Architecture as interdisciplinary practice

The act of producing architecture is a collaborative, interdisciplinary exercise. Architects design with knowledge from many branches of study. Architecture involves the coordination of building projects, which themselves are products of a wide range of technologies and systems. Buildings are constructed and procured within a complex ecology of different disciplines, building trades, economic markets, and legal regulations. However, developments in digital technology continue to introduce new design methods and tools to the practice of architecture. Performance simulation, information modelling, and algorithmic design are now part of the expected skillset of the architect, and these new skills require knowledge from multiple disciplines.

The potentials of digital technology

Information technology has introduced new potentials for building designers and Smartgeometry is at the forefront in the exploration of this territory. Computational design and digital manufacturing are creating changes in the design process, often shifting the boundaries of disciplinary roles. Perhaps more fundamentally, as the tools of design change, so does the cognitive structure of the architect’s own mind. As Brett Steele writes, the value of Smartgeometry’s collective, collaborative and sustained focus lies not only in helping to define the role of information-based approaches to architectural design, but also in the making of the most difficult of all architectures, the architect’s own cognitive structure.

The challenge for interdisciplinary collaboration

With new digital tools comes the potential for new knowledge, new collaborations, and new ways of thinking. The notion of interdisciplinarity refers to the integration of two or more disciplines focused on a complex problem, and in this new landscape of interdisciplinary working lies the potential to address some of architecture’s most challenging problems, for example: designing better performing buildings, decreasing environmental impact, and developing new manufacturing techniques. At sg2016, designers and researchers will operate between, across, and at the edge of their own disciplines. They are challenged question how they work and connect and borrow from other disciplines, thereby creating new hybrid domains.
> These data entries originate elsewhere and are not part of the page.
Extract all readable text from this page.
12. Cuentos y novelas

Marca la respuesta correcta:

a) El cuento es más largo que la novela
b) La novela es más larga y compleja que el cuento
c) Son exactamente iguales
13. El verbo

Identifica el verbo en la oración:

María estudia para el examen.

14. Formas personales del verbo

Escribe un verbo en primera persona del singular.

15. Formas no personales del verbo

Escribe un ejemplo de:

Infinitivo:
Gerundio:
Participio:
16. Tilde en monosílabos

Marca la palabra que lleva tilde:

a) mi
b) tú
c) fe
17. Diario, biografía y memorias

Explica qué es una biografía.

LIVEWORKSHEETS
The sg2016 Workshop challenges participants to tackle problems that span different knowledge realms. Clusters will connect distinct research domains and will be coordinated by champions from different disciplines (likely one architect and one nonarchitect). The Cluster participants will collaborate to solve a complex and connected problem. Issues of communication, representation, prototyping, and simulation will be critical to address, and fullscale prototyping is encouraged. Cluster champions are asked to propose a series of linked research questions, outline the framework of interdisciplinary collaboration, propose methods, and predict Workshop outcomes.